Prove $\sum_{k=1}^n\frac{1}{n+k} \geq \frac{7}{12}$

Question

For all integers $n\geq2$,

$$\sum_{k=1}^n\frac{1}{n+k} \geq \frac{7}{12}$$

How would you prove this by induction?

Answer 1

$$\sum_{k=1}^{n}\frac{1}{n+k} = H_{2n}-H_{n}$$ are the terms of an increasing sequence, since $$ H_{2n+2}-H_{n+1}-H_{2n}+H_n = \frac{1}{2n+2}+\frac{1}{2n+1}-\frac{1}{n+1} = \frac{1}{(2n+1)(2n+2)}>0.$$

Answer 2

By induction you can do:

$$\sum_{k=1}^{n+1}\frac{1}{n+1+k}=\sum_{k=1}^n\frac{1}{n+k} -\frac{1}{n+1}+\frac{1}{2n+1}+\frac{1}{2n+2}=\\ =\sum_{k=1}^n\frac{1}{n+k}+\frac{1}{(2n+1)(2n+2)}\ge \frac{7}{12}+\frac{1}{(2n+1)(2n+2)}\ge \frac{7}{12}$$

Answer 3

If $s_n = \sum_{k=1}^n\frac{1}{n+k} $, then

$\begin{array}\\ s_{n+1} &= \sum_{k=1}^{n+1}\dfrac{1}{n+1+k}\\ &= \sum_{k=2}^{n+2}\dfrac{1}{n+k}\\ &= \sum_{k=2}^{n}\dfrac{1}{n+k}+\dfrac1{2n+1}+\dfrac1{2n+2}\\ &= \sum_{k=1}^{n}\dfrac{1}{n+k}-\dfrac1{n+1}+\dfrac1{2n+1}+\dfrac1{2n+2}\\ &= s_n+\dfrac{(2n+1)+(2n+2)-2(2n+1)}{(2n+1)(2n+2)}\\ &= s_n+\dfrac{1}{(2n+1)(2n+2)}\\ \end{array} $

Therefore $s_{n+1} > s_n$, so $s_n$ is increasing.

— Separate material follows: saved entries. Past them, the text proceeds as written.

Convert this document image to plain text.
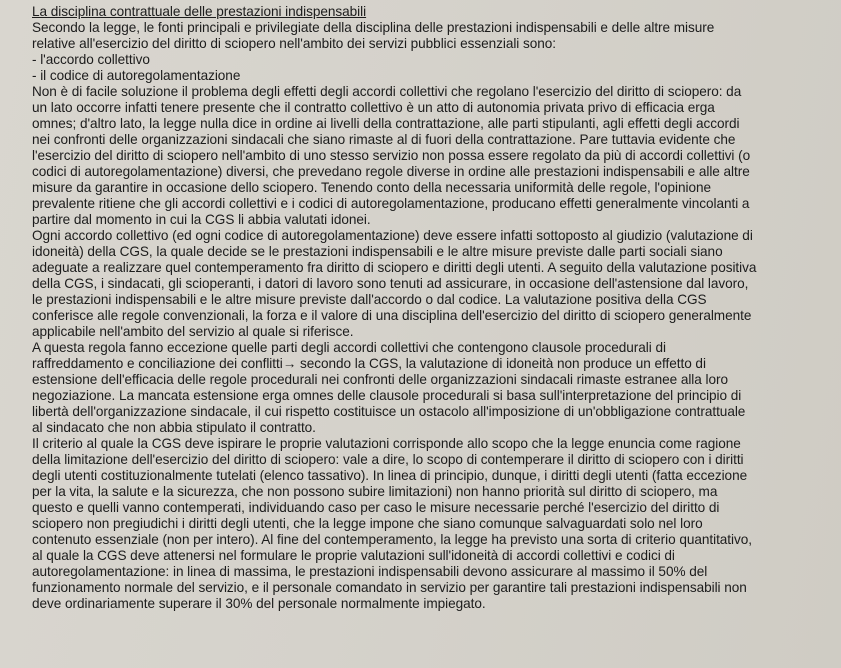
La disciplina contrattuale delle prestazioni indispensabili
Secondo la legge, le fonti principali e privilegiate della disciplina delle prestazioni indispensabili e delle altre misure
relative all'esercizio del diritto di sciopero nell'ambito dei servizi pubblici essenziali sono:
- l'accordo collettivo
- il codice di autoregolamentazione
Non è di facile soluzione il problema degli effetti degli accordi collettivi che regolano l'esercizio del diritto di sciopero: da
un lato occorre infatti tenere presente che il contratto collettivo è un atto di autonomia privata privo di efficacia erga
omnes; d'altro lato, la legge nulla dice in ordine ai livelli della contrattazione, alle parti stipulanti, agli effetti degli accordi
nei confronti delle organizzazioni sindacali che siano rimaste al di fuori della contrattazione. Pare tuttavia evidente che
l'esercizio del diritto di sciopero nell'ambito di uno stesso servizio non possa essere regolato da più di accordi collettivi (o
codici di autoregolamentazione) diversi, che prevedano regole diverse in ordine alle prestazioni indispensabili e alle altre
misure da garantire in occasione dello sciopero. Tenendo conto della necessaria uniformità delle regole, l'opinione
prevalente ritiene che gli accordi collettivi e i codici di autoregolamentazione, producano effetti generalmente vincolanti a
partire dal momento in cui la CGS li abbia valutati idonei.
Ogni accordo collettivo (ed ogni codice di autoregolamentazione) deve essere infatti sottoposto al giudizio (valutazione di
idoneità) della CGS, la quale decide se le prestazioni indispensabili e le altre misure previste dalle parti sociali siano
adeguate a realizzare quel contemperamento fra diritto di sciopero e diritti degli utenti. A seguito della valutazione positiva
della CGS, i sindacati, gli scioperanti, i datori di lavoro sono tenuti ad assicurare, in occasione dell'astensione dal lavoro,
le prestazioni indispensabili e le altre misure previste dall'accordo o dal codice. La valutazione positiva della CGS
conferisce alle regole convenzionali, la forza e il valore di una disciplina dell'esercizio del diritto di sciopero generalmente
applicabile nell'ambito del servizio al quale si riferisce.
A questa regola fanno eccezione quelle parti degli accordi collettivi che contengono clausole procedurali di
raffreddamento e conciliazione dei conflitti→ secondo la CGS, la valutazione di idoneità non produce un effetto di
estensione dell'efficacia delle regole procedurali nei confronti delle organizzazioni sindacali rimaste estranee alla loro
negoziazione. La mancata estensione erga omnes delle clausole procedurali si basa sull'interpretazione del principio di
libertà dell'organizzazione sindacale, il cui rispetto costituisce un ostacolo all'imposizione di un'obbligazione contrattuale
al sindacato che non abbia stipulato il contratto.
Il criterio al quale la CGS deve ispirare le proprie valutazioni corrisponde allo scopo che la legge enuncia come ragione
della limitazione dell'esercizio del diritto di sciopero: vale a dire, lo scopo di contemperare il diritto di sciopero con i diritti
degli utenti costituzionalmente tutelati (elenco tassativo). In linea di principio, dunque, i diritti degli utenti (fatta eccezione
per la vita, la salute e la sicurezza, che non possono subire limitazioni) non hanno priorità sul diritto di sciopero, ma
questo e quelli vanno contemperati, individuando caso per caso le misure necessarie perché l'esercizio del diritto di
sciopero non pregiudichi i diritti degli utenti, che la legge impone che siano comunque salvaguardati solo nel loro
contenuto essenziale (non per intero). Al fine del contemperamento, la legge ha previsto una sorta di criterio quantitativo,
al quale la CGS deve attenersi nel formulare le proprie valutazioni sull'idoneità di accordi collettivi e codici di
autoregolamentazione: in linea di massima, le prestazioni indispensabili devono assicurare al massimo il 50% del
funzionamento normale del servizio, e il personale comandato in servizio per garantire tali prestazioni indispensabili non
deve ordinariamente superare il 30% del personale normalmente impiegato.
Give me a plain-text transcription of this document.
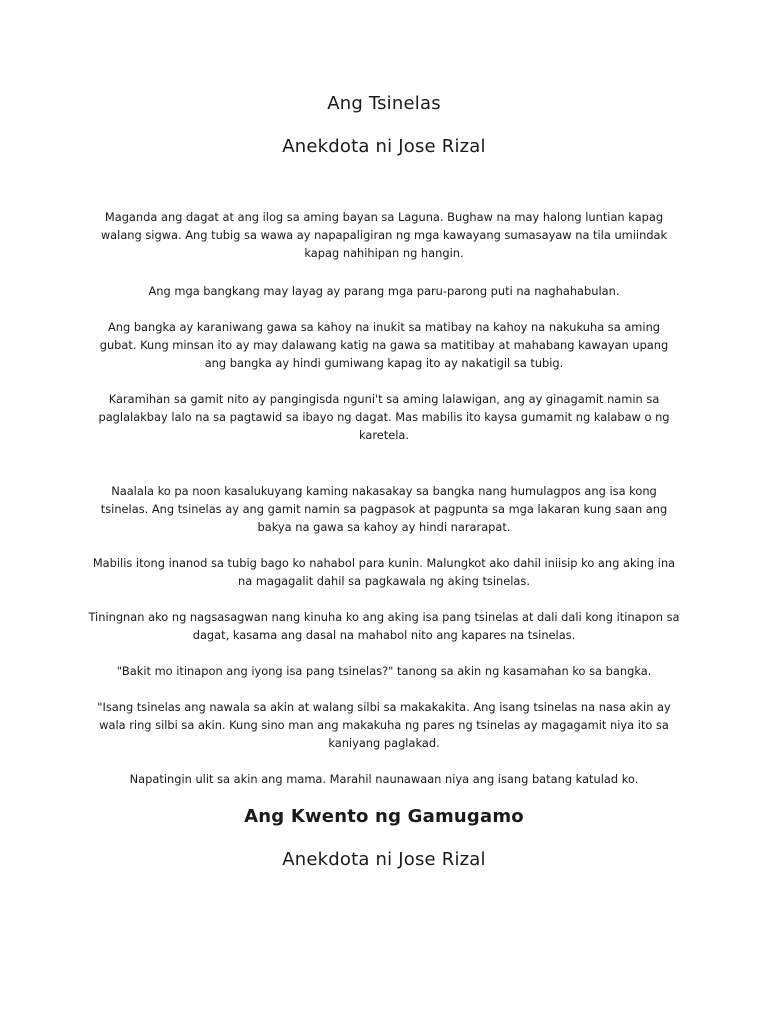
Ang Tsinelas
Anekdota ni Jose Rizal

Maganda ang dagat at ang ilog sa aming bayan sa Laguna. Bughaw na may halong luntian kapag walang sigwa. Ang tubig sa wawa ay napapaligiran ng mga kawayang sumasayaw na tila umiindak kapag nahihipan ng hangin.

Ang mga bangkang may layag ay parang mga paru-parong puti na naghahabulan.

Ang bangka ay karaniwang gawa sa kahoy na inukit sa matibay na kahoy na nakukuha sa aming gubat. Kung minsan ito ay may dalawang katig na gawa sa matitibay at mahabang kawayan upang ang bangka ay hindi gumiwang kapag ito ay nakatigil sa tubig.

Karamihan sa gamit nito ay pangingisda nguni't sa aming lalawigan, ang ay ginagamit namin sa paglalakbay lalo na sa pagtawid sa ibayo ng dagat. Mas mabilis ito kaysa gumamit ng kalabaw o ng karetela.

Naalala ko pa noon kasalukuyang kaming nakasakay sa bangka nang humulagpos ang isa kong tsinelas. Ang tsinelas ay ang gamit namin sa pagpasok at pagpunta sa mga lakaran kung saan ang bakya na gawa sa kahoy ay hindi nararapat.

Mabilis itong inanod sa tubig bago ko nahabol para kunin. Malungkot ako dahil iniisip ko ang aking ina na magagalit dahil sa pagkawala ng aking tsinelas.

Tiningnan ako ng nagsasagwan nang kinuha ko ang aking isa pang tsinelas at dali dali kong itinapon sa dagat, kasama ang dasal na mahabol nito ang kapares na tsinelas.

"Bakit mo itinapon ang iyong isa pang tsinelas?" tanong sa akin ng kasamahan ko sa bangka.

"Isang tsinelas ang nawala sa akin at walang silbi sa makakakita. Ang isang tsinelas na nasa akin ay wala ring silbi sa akin. Kung sino man ang makakuha ng pares ng tsinelas ay magagamit niya ito sa kaniyang paglakad.

Napatingin ulit sa akin ang mama. Marahil naunawaan niya ang isang batang katulad ko.

Ang Kwento ng Gamugamo
Anekdota ni Jose Rizal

Therefore, if $n > m$, $s_n > s_m$.

Note that we can bound $s_n$ because

$\begin{array}\\ s_{n+1} &= s_n+\dfrac{1}{(2n+1)(2n+2)}\\ &< s_n+\dfrac{1}{(2n)(2n+2)}\\ &< s_n+\frac14\dfrac{1}{n(n+1)}\\ &< s_n+\frac14(\dfrac1{n}-\dfrac1{n+1})\\ \end{array} $

so that $s_{n+1}-s_n < \frac14(\dfrac1{n}-\dfrac1{n+1}) $.

Summing, $\sum_{k=1}^{m-1}(s_{n+k+1}-s_{n+k}) < \sum_{k=1}^{m-1}\frac14(\dfrac1{n}-\dfrac1{n+1}) $ or $s_{n+m}-s_n \lt \frac14(\frac1{n}-\frac1{n+m}) \lt \frac1{4n} $.

Therefore, $\lim_{n \to \infty} s_n$ exists, and, if $S=\lim_{n \to \infty} s_n$, $S < s_n +\dfrac1{4n}$.

We can similarly get a lower bound on $s_n$ and, therefore, a lower bound on $S$ in terms of $n$ and $s_n$.

(the following is done with copy, paste, and edit.)

$\begin{array}\\ s_{n+1} &= s_n+\dfrac{1}{(2n+1)(2n+2)}\\ &> s_n+\dfrac{1}{(2n+2)(2n+4)}\\ &> s_n+\frac14\dfrac{1}{(n+2)(n+2)}\\ &> s_n+\frac14(\dfrac1{n+1}-\dfrac1{n+2})\\ \end{array} $

so that $s_{n+1}-s_n \gt \frac14(\dfrac1{n+1}-\dfrac1{n+2}) $.

Summing, $\sum_{k=1}^{m-1}(s_{n+k+1}-s_{n+k}) \gt \sum_{k=1}^{m-1}\frac14(\dfrac1{n+1}-\dfrac1{n+2}) $ or $s_{n+m}-s_n \gt \frac14(\frac1{n+1}-\frac1{n+m+1}) $ so that $S =\lim_{m \to \infty}s_{n+m} \ge s_n+\lim_{m \to \infty}\frac14(\frac1{n+1}-\frac1{n+m+1}) = s_n+\frac1{4n+4} $.

Therefore $S \ge s_n +\dfrac1{4n+4}$.

Therefore, for any $n$, $s_n +\dfrac1{4n+4} \le S < s_n +\dfrac1{4n}$.